The Lausanne model, dubbed "Blue Brain," is the most radical attempt so far to investigate the mystery of consciousness. The idea is seductively simple: To determine how the mind emerges from biology, replicate the biology. It's a task that requires enormous patience and attention to detail, a process that ultimately means mimicking nature one molecule at a time.
Though the first artificial brain may seem simple, it will be a useful model. Brain researchers can use it to reproduce functions from the real organ and test their theories. As they build in new processes, the model grows ever more detailed -- a sort of wiki project of the mind. It also offers an important advantage over a natural brain, since it lets researchers monitor each and every (simulated) mental activity in the machine.
But -- has there been mental activity?
The newborn "Blue Brain" surprised the designers with its willfulness from the very first day. It had hardly been fed electrical impulses before strange patterns began to appear on the screen with the lightning-like flashes produced by cells that scientists recognize from actual thought processes. Groups of neurons started becoming attuned to one another until they were firing in rhythm. "It happened entirely on its own," says Markram. "Spontaneously."
Building the electronic rat brain
Ten thousand artificial nerve cells have been interwoven in Lausanne, and the researchers aim to increase the number to one million within the next year. Which doesn't mean they're satisfied: The work is scheduled right now to last beyond 2015. By then, unless the project proves too ambitious, Markram and his team hope to be ready for their primary goal: a computer model of an entire human brain -- right now almost a sheer flight of fancy, given the 100 billion cells they would have to engineer.

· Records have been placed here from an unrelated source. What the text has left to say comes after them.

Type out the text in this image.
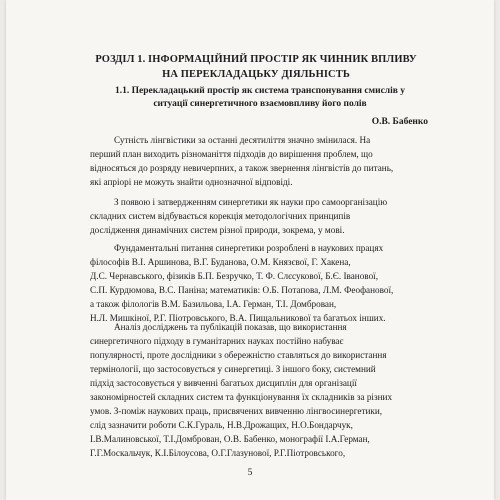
РОЗДІЛ 1. ІНФОРМАЦІЙНИЙ ПРОСТІР ЯК ЧИННИК ВПЛИВУ
НА ПЕРЕКЛАДАЦЬКУ ДІЯЛЬНІСТЬ
1.1. Перекладацький простір як система транспонування смислів у
ситуації синергетичного взаємовпливу його полів
О.В. Бабенко
Сутність лінгвістики за останні десятиліття значно змінилася. На
перший план виходить різноманіття підходів до вирішення проблем, що
відносяться до розряду невичерпних, а також звернення лінгвістів до питань,
які апріорі не можуть знайти однозначної відповіді.
З появою і затвердженням синергетики як науки про самоорганізацію
складних систем відбувається корекція методологічних принципів
дослідження динамічних систем різної природи, зокрема, у мові.
Фундаментальні питання синергетики розроблені в наукових працях
філософів В.І. Аршинова, В.Г. Буданова, О.М. Князєвої, Г. Хакена,
Д.С. Чернавського, фізиків Б.П. Безручко, Т. Ф. Слєсукової, Б.Є. Іванової,
С.П. Курдюмова, В.С. Паніна; математиків: О.Б. Потапова, Л.М. Феофанової,
а також філологів В.М. Базильова, І.А. Герман, Т.І. Домброван,
Н.Л. Мишкіної, Р.Г. Піотровського, В.А. Пищальникової та багатьох інших.
Аналіз досліджень та публікацій показав, що використання
синергетичного підходу в гуманітарних науках постійно набуває
популярності, проте дослідники з обережністю ставляться до використання
термінології, що застосовується у синергетиці. З іншого боку, системний
підхід застосовується у вивченні багатьох дисциплін для організації
закономірностей складних систем та функціонування їх складників за різних
умов. З-поміж наукових праць, присвячених вивченню лінгвосинергетики,
слід зазначити роботи С.К.Гураль, Н.В.Дрожащих, Н.О.Бондарчук,
І.В.Малиновської, Т.І.Домброван, О.В. Бабенко, монографії І.А.Герман,
Г.Г.Москальчук, К.І.Білоусова, О.Г.Глазунової, Р.Г.Піотровського,
5
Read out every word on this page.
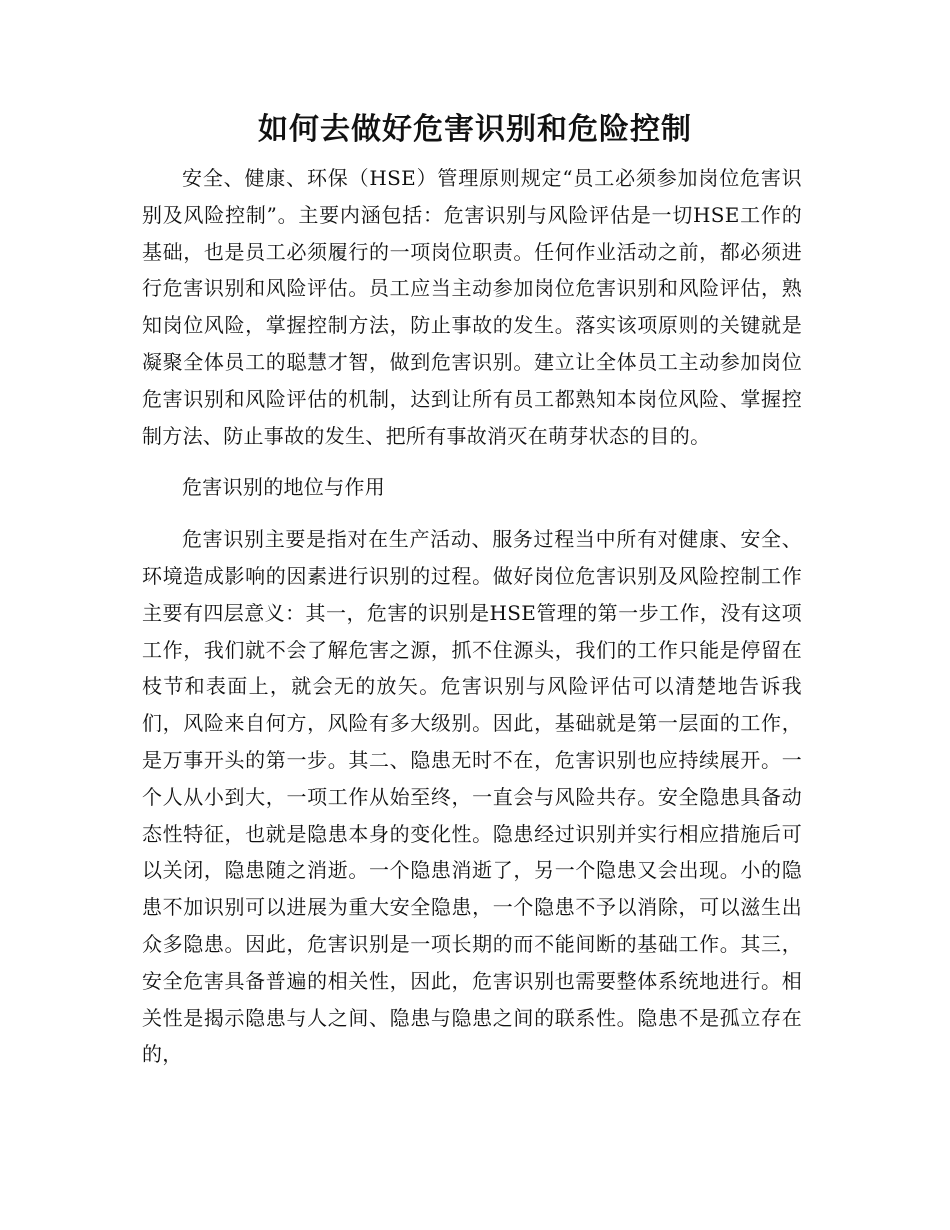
如何去做好危害识别和危险控制

安全、健康、环保（HSE）管理原则规定“员工必须参加岗位危害识别及风险控制”。主要内涵包括：危害识别与风险评估是一切HSE工作的基础，也是员工必须履行的一项岗位职责。任何作业活动之前，都必须进行危害识别和风险评估。员工应当主动参加岗位危害识别和风险评估，熟知岗位风险，掌握控制方法，防止事故的发生。落实该项原则的关键就是凝聚全体员工的聪慧才智，做到危害识别。建立让全体员工主动参加岗位危害识别和风险评估的机制，达到让所有员工都熟知本岗位风险、掌握控制方法、防止事故的发生、把所有事故消灭在萌芽状态的目的。

危害识别的地位与作用

危害识别主要是指对在生产活动、服务过程当中所有对健康、安全、环境造成影响的因素进行识别的过程。做好岗位危害识别及风险控制工作主要有四层意义：其一，危害的识别是HSE管理的第一步工作，没有这项工作，我们就不会了解危害之源，抓不住源头，我们的工作只能是停留在枝节和表面上，就会无的放矢。危害识别与风险评估可以清楚地告诉我们，风险来自何方，风险有多大级别。因此，基础就是第一层面的工作，是万事开头的第一步。其二、隐患无时不在，危害识别也应持续展开。一个人从小到大，一项工作从始至终，一直会与风险共存。安全隐患具备动态性特征，也就是隐患本身的变化性。隐患经过识别并实行相应措施后可以关闭，隐患随之消逝。一个隐患消逝了，另一个隐患又会出现。小的隐患不加识别可以进展为重大安全隐患，一个隐患不予以消除，可以滋生出众多隐患。因此，危害识别是一项长期的而不能间断的基础工作。其三，安全危害具备普遍的相关性，因此，危害识别也需要整体系统地进行。相关性是揭示隐患与人之间、隐患与隐患之间的联系性。隐患不是孤立存在的，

Skeptics wonder what the purpose is of painstakingly replicating things when scientists have so little understanding of their purpose and function. Indeed, no one will know, within the foreseeable future, what exactly happens in the circuits of the replicated brain -- except that whatever it is, it looks seductively authentic to an outside observer.
Perhaps the only ones who could have known are the scores of rats that carry on a shadow-like existence in this supercomputer. Researchers opened thousands of rat skulls over the years, removed their brains, and cut them into thin slices, which they kept alive. Then they directed tiny sensors at the individual neurons. They listened to the cells firing neurons, and intercepted the responses coming from the adjacent cells.
The brain slices were exposed to a variety of electrical impulses. The impulses reflected the stimuli that may have been received by the laboratory rats' brains when the animals smelled cheese or were startled by a shape. The cells reacted -- just as they did when the rats were still alive -- by sending electrical charges through the neuroplexus. The researchers' measuring devices recorded all signals until the brain slices expired.
In the end, the researchers at Markram's lab collected the entire repertoire of behavior of hundreds of types of cells in every conceivable situation in a rat's life -- stored in endless tables. This vast stockpile of data let the researchers start building their digital doppelgänger.